Who said anything about carrying 20Kg of stuff in panniers? I did 2 weeks unsupported and rode my Pinarello with no panniers. I did loop rides and out and backs and had an amazing trip. 

My point is that unless you need luxury hotels and meals you can save thousands. It really isn't that difficult.


----------



## burgrat (Nov 18, 2005)

Beaker13, where did you base your trip? I like your idea of staying somewhere central and riding out from there daily.


----------



## Beaker13 (Dec 23, 2009)

In the Pyrenees, ibstayed at a small B&B called velopyrenees. Check outbtheir website. They have tremendous food, offer routes with laminated maps, and are pretty centrally located. 

In the alps I just found campsites near the routes I was planning and rode from there. It's not that hard to find and reserve campsites on line. 

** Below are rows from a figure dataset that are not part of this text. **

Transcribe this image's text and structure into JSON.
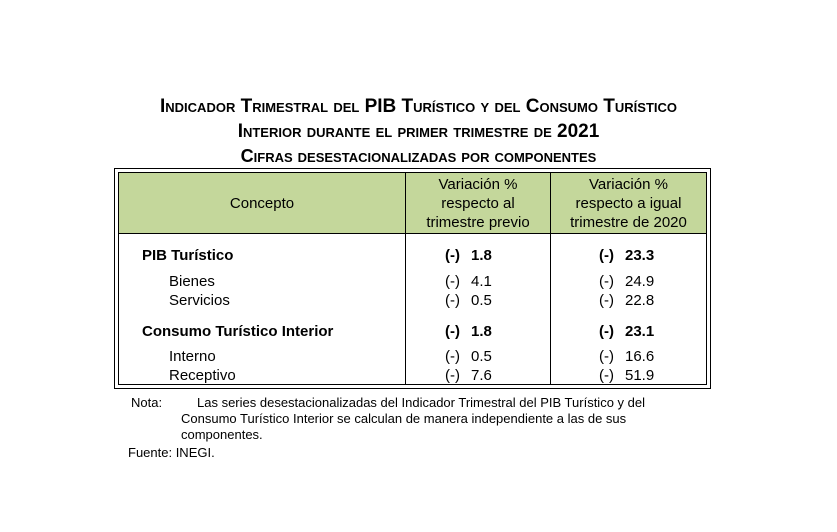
{
  "title": {
    "line1": "Indicador Trimestral del PIB Turístico y del Consumo Turístico",
    "line2": "Interior durante el primer trimestre de 2021",
    "line3": "Cifras desestacionalizadas por componentes"
  },
  "table": {
    "headers": {
      "concept": "Concepto",
      "col2": [
        "Variación %",
        "respecto al",
        "trimestre previo"
      ],
      "col3": [
        "Variación %",
        "respecto a igual",
        "trimestre de 2020"
      ]
    },
    "rows": [
      {
        "label": "PIB Turístico",
        "c2_sign": "(-)",
        "c2_val": "1.8",
        "c3_sign": "(-)",
        "c3_val": "23.3"
      },
      {
        "label": "Bienes",
        "c2_sign": "(-)",
        "c2_val": "4.1",
        "c3_sign": "(-)",
        "c3_val": "24.9"
      },
      {
        "label": "Servicios",
        "c2_sign": "(-)",
        "c2_val": "0.5",
        "c3_sign": "(-)",
        "c3_val": "22.8"
      },
      {
        "label": "Consumo Turístico Interior",
        "c2_sign": "(-)",
        "c2_val": "1.8",
        "c3_sign": "(-)",
        "c3_val": "23.1"
      },
      {
        "label": "Interno",
        "c2_sign": "(-)",
        "c2_val": "0.5",
        "c3_sign": "(-)",
        "c3_val": "16.6"
      },
      {
        "label": "Receptivo",
        "c2_sign": "(-)",
        "c2_val": "7.6",
        "c3_sign": "(-)",
        "c3_val": "51.9"
      }
    ]
  },
  "note": {
    "label": "Nota:",
    "lines": [
      "Las series desestacionalizadas del Indicador Trimestral del PIB Turístico y del",
      "Consumo Turístico Interior se calculan de manera independiente a las de sus",
      "componentes."
    ],
    "source": "Fuente: INEGI."
  }
}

I found kemwel to be the cheapest car rental and they book thru europcar so picking up and dropping off was super easy.


----------



## deepakvrao (Dec 18, 2008)

Beaker13 said:


> Most tour companies will do some of the climbs but typically, no, they will not offer that much climbing.
> 
> Who said anything about carrying 20Kg of stuff in panniers? I did 2 weeks unsupported and rode my Pinarello with no panniers. I did loop rides and out and backs and had an amazing trip.
> 
> My point is that unless you need luxury hotels and meals you can save thousands. It really isn't that difficult.



That'swhat we did for the Alps and the Jura too. Worked out really inexpensive.

Thanks for the tip about Kemwel. Great prices. Will use them for our trips in 2013.


----------